While up to now generative AI has gotten much of the attention, predictive AI has become the hot topic of conversation in business circles for delivering immediate business value in challenging economic times. Predictive AI can work in tandem with generative AI leveraging the best of both technologies, but you need the right software to combine the algorithms for true value.

With predictive AI, more specifically predictive modeling and predictive analytics, companies today generate real business value in the short to mid-term by predicting customer behaviors by enabling more effective and efficient customer engagement within the customer experience.

By using software like the Faraday predictive analytics and predictive modeling platform, you can have the AI infrastructure needed to predict customer behaviors like likelihood to convert, likelihood to churn, forecast spend, and product recommendations. With these predictions, you can drive data-driven customer experience use cases like AI lead scoring, churn prevention, adaptive discounting, and next-best offer.

Platforms like Faraday are real-world targeted AI, not some general-purpose AI platform for generating news headlines. Faraday focuses on predicting the behavior of individuals, with built-in Responsible AI, including features like bias mitigation and prediction explainability.

More real-world AI use cases

While improving the customer experience with predictive modeling and predictive analytics is a top use case for real-world AI implementation, there are several other primary use cases where AI is making significant inroads.

One of the areas already making a huge impact is predictive AI and generative AI being used to empower software developers, aka employee empowerment, allowing them to code quicker, improve time-to-market, and enhance their data with predictive algorithms.

Let's face it, existing developers are maxed out with work, and they can't build things as fast as companies want, plus they don't enjoy their coding jobs when they work on an assembly line. Today's AI coding assistants are intended to handle more routine tasks, allowing developers to focus on higher-value work. But to work well, they need to be combined with predictive AI engines like Faraday powered with Responsible AI.

"AI-augmented and machine learning (ML)-powered software engineering is changing the way software is being created, tested and operated, and the need for responsible AI is growing," said Dave Micko, Senior Director Analyst at Gartner. "Practices such as platform engineering will begin injecting insights from deployed systems into the systems being developed."

Conclusion

The AI hype machine has done its job. People are inundated with AI marketing to the point no one knows what is hype and what is reality. Yes, generative AI is exciting and has tons of future promise. But right now it's more in the demo stage of development.

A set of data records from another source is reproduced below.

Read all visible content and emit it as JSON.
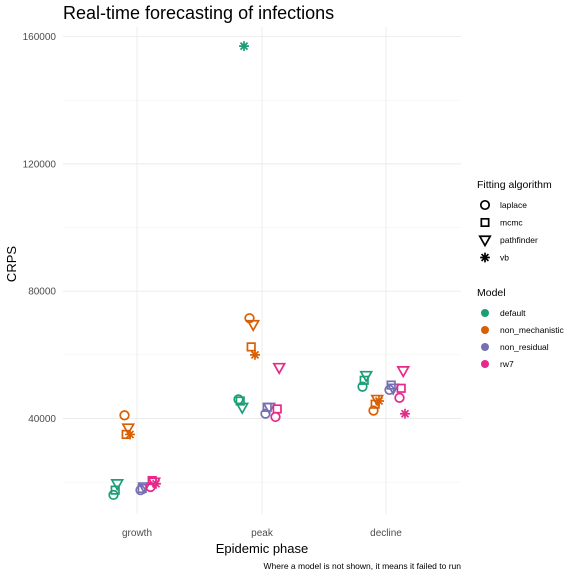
{
  "chart_data": {
    "type": "scatter",
    "title": "Real-time forecasting of infections",
    "xlabel": "Epidemic phase",
    "ylabel": "CRPS",
    "caption": "Where a model is not shown, it means it failed to run",
    "categories": [
      "growth",
      "peak",
      "decline"
    ],
    "ylim": [
      10000,
      163000
    ],
    "yticks": [
      40000,
      80000,
      120000,
      160000
    ],
    "grid": true,
    "legend_placement": "right",
    "shape_legend": {
      "title": "Fitting algorithm",
      "items": [
        {
          "label": "laplace",
          "shape": "circle"
        },
        {
          "label": "mcmc",
          "shape": "square"
        },
        {
          "label": "pathfinder",
          "shape": "triangle-down"
        },
        {
          "label": "vb",
          "shape": "asterisk"
        }
      ]
    },
    "color_legend": {
      "title": "Model",
      "items": [
        {
          "label": "default",
          "color": "#1b9e77"
        },
        {
          "label": "non_mechanistic",
          "color": "#d95f02"
        },
        {
          "label": "non_residual",
          "color": "#7570b3"
        },
        {
          "label": "rw7",
          "color": "#e7298a"
        }
      ]
    },
    "series": [
      {
        "model": "default",
        "algorithm": "laplace",
        "values": [
          16000,
          46000,
          50000
        ]
      },
      {
        "model": "default",
        "algorithm": "mcmc",
        "values": [
          17500,
          45500,
          52000
        ]
      },
      {
        "model": "default",
        "algorithm": "pathfinder",
        "values": [
          19500,
          43500,
          53500
        ]
      },
      {
        "model": "default",
        "algorithm": "vb",
        "values": [
          null,
          157000,
          null
        ]
      },
      {
        "model": "non_mechanistic",
        "algorithm": "laplace",
        "values": [
          41000,
          71500,
          42500
        ]
      },
      {
        "model": "non_mechanistic",
        "algorithm": "mcmc",
        "values": [
          35000,
          62500,
          44500
        ]
      },
      {
        "model": "non_mechanistic",
        "algorithm": "pathfinder",
        "values": [
          37000,
          69500,
          46000
        ]
      },
      {
        "model": "non_mechanistic",
        "algorithm": "vb",
        "values": [
          35000,
          60000,
          45500
        ]
      },
      {
        "model": "non_residual",
        "algorithm": "laplace",
        "values": [
          17500,
          41500,
          49000
        ]
      },
      {
        "model": "non_residual",
        "algorithm": "mcmc",
        "values": [
          18000,
          43500,
          50500
        ]
      },
      {
        "model": "non_residual",
        "algorithm": "pathfinder",
        "values": [
          18500,
          43500,
          49500
        ]
      },
      {
        "model": "rw7",
        "algorithm": "laplace",
        "values": [
          18500,
          40500,
          46500
        ]
      },
      {
        "model": "rw7",
        "algorithm": "mcmc",
        "values": [
          20500,
          43000,
          49500
        ]
      },
      {
        "model": "rw7",
        "algorithm": "pathfinder",
        "values": [
          20000,
          56000,
          55000
        ]
      },
      {
        "model": "rw7",
        "algorithm": "vb",
        "values": [
          19500,
          null,
          41500
        ]
      }
    ]
  }
}
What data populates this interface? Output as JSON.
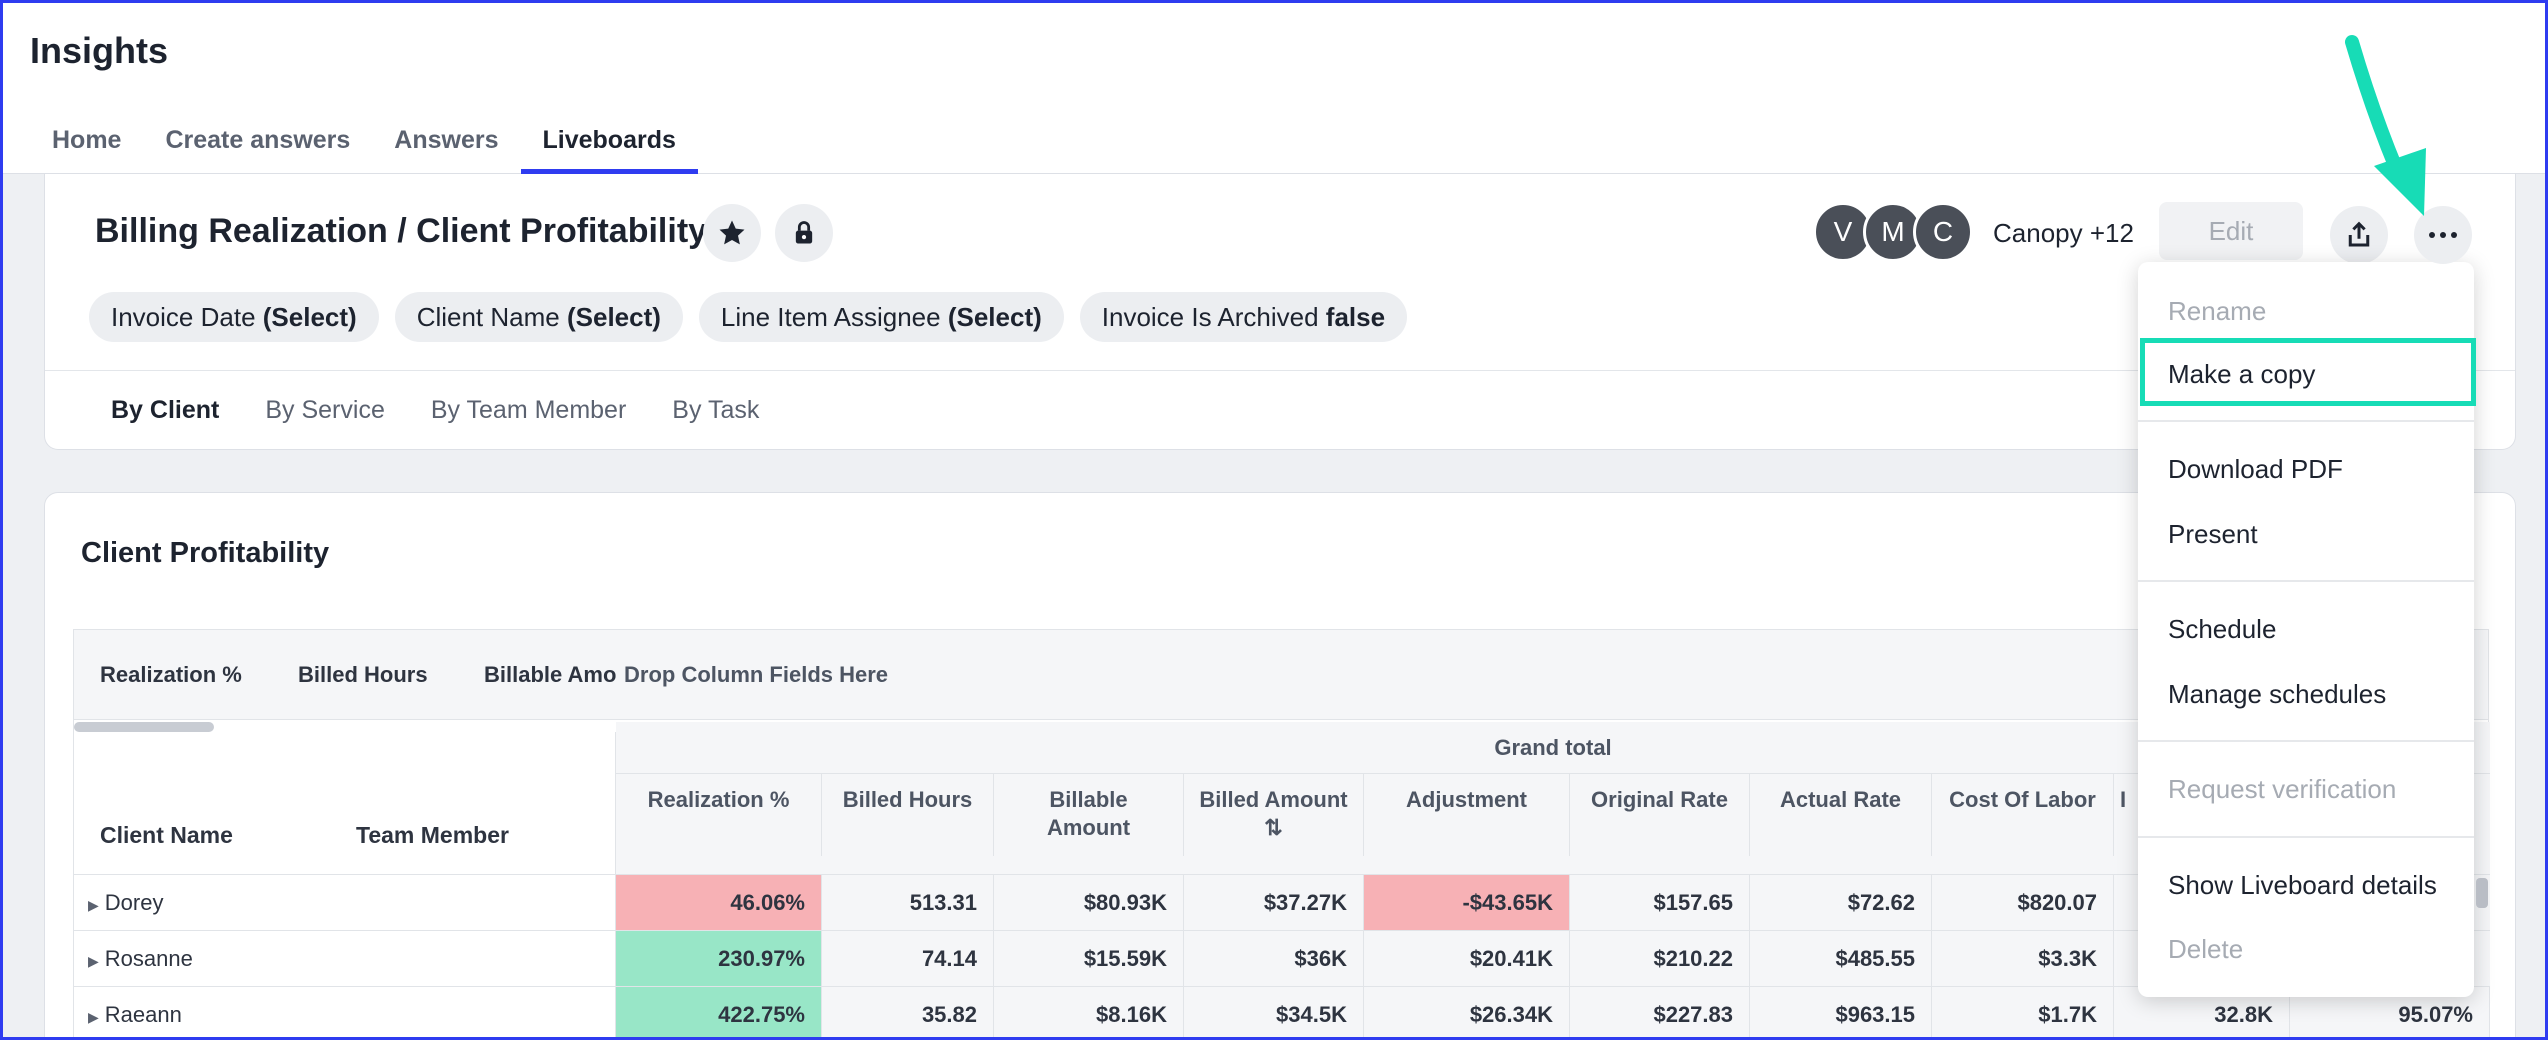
{
  "app": {
    "title": "Insights"
  },
  "nav": {
    "tabs": [
      {
        "label": "Home"
      },
      {
        "label": "Create answers"
      },
      {
        "label": "Answers"
      },
      {
        "label": "Liveboards"
      }
    ],
    "active": "Liveboards"
  },
  "liveboard": {
    "title": "Billing Realization / Client Profitability",
    "filters": [
      {
        "name": "Invoice Date",
        "value": "(Select)"
      },
      {
        "name": "Client Name",
        "value": "(Select)"
      },
      {
        "name": "Line Item Assignee",
        "value": "(Select)"
      },
      {
        "name": "Invoice Is Archived",
        "value": "false"
      }
    ],
    "subtabs": [
      "By Client",
      "By Service",
      "By Team Member",
      "By Task"
    ],
    "active_subtab": "By Client",
    "avatars": [
      "V",
      "M",
      "C"
    ],
    "shared_with": "Canopy +12",
    "edit_label": "Edit"
  },
  "menu": {
    "items": [
      {
        "label": "Rename",
        "disabled": true
      },
      {
        "label": "Make a copy",
        "highlighted": true
      },
      {
        "label": "Download PDF"
      },
      {
        "label": "Present"
      },
      {
        "label": "Schedule"
      },
      {
        "label": "Manage schedules"
      },
      {
        "label": "Request verification",
        "disabled": true
      },
      {
        "label": "Show Liveboard details"
      },
      {
        "label": "Delete",
        "disabled": true
      }
    ]
  },
  "client_profitability": {
    "title": "Client Profitability",
    "drop_fields": [
      "Realization %",
      "Billed Hours",
      "Billable Amo"
    ],
    "drop_hint": "Drop Column Fields Here",
    "row_headers": [
      "Client Name",
      "Team Member"
    ],
    "grand_total": "Grand total",
    "columns": [
      "Realization %",
      "Billed Hours",
      "Billable Amount",
      "Billed Amount ⇅",
      "Adjustment",
      "Original Rate",
      "Actual Rate",
      "Cost Of Labor",
      "I"
    ],
    "rows": [
      {
        "name": "Dorey",
        "values": [
          "46.06%",
          "513.31",
          "$80.93K",
          "$37.27K",
          "-$43.65K",
          "$157.65",
          "$72.62",
          "$820.07"
        ],
        "tail": [
          "",
          ""
        ]
      },
      {
        "name": "Rosanne",
        "values": [
          "230.97%",
          "74.14",
          "$15.59K",
          "$36K",
          "$20.41K",
          "$210.22",
          "$485.55",
          "$3.3K"
        ],
        "tail": [
          "",
          ""
        ]
      },
      {
        "name": "Raeann",
        "values": [
          "422.75%",
          "35.82",
          "$8.16K",
          "$34.5K",
          "$26.34K",
          "$227.83",
          "$963.15",
          "$1.7K"
        ],
        "tail": [
          "32.8K",
          "95.07%"
        ]
      }
    ]
  },
  "colors": {
    "accent": "#2f3cf0",
    "highlight": "#17dcb6",
    "negative_cell": "#f7b1b5",
    "positive_cell": "#98e6c7"
  }
}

While many generative AI apps do not need predictive algorithms, for many traditional business applications, using predictive AI plus generative AI can be a good optimization to move the needle on your business.

Predictive modeling and predictive analytics are where businesses need to put their technology investment dollars to start to see real returns from AI, in the short-to-mid term.

But how a company moves forward in this process is critical. AI must be done safely and responsibly to ensure that the consumer's, business's, and community-at-large best interests are maintained.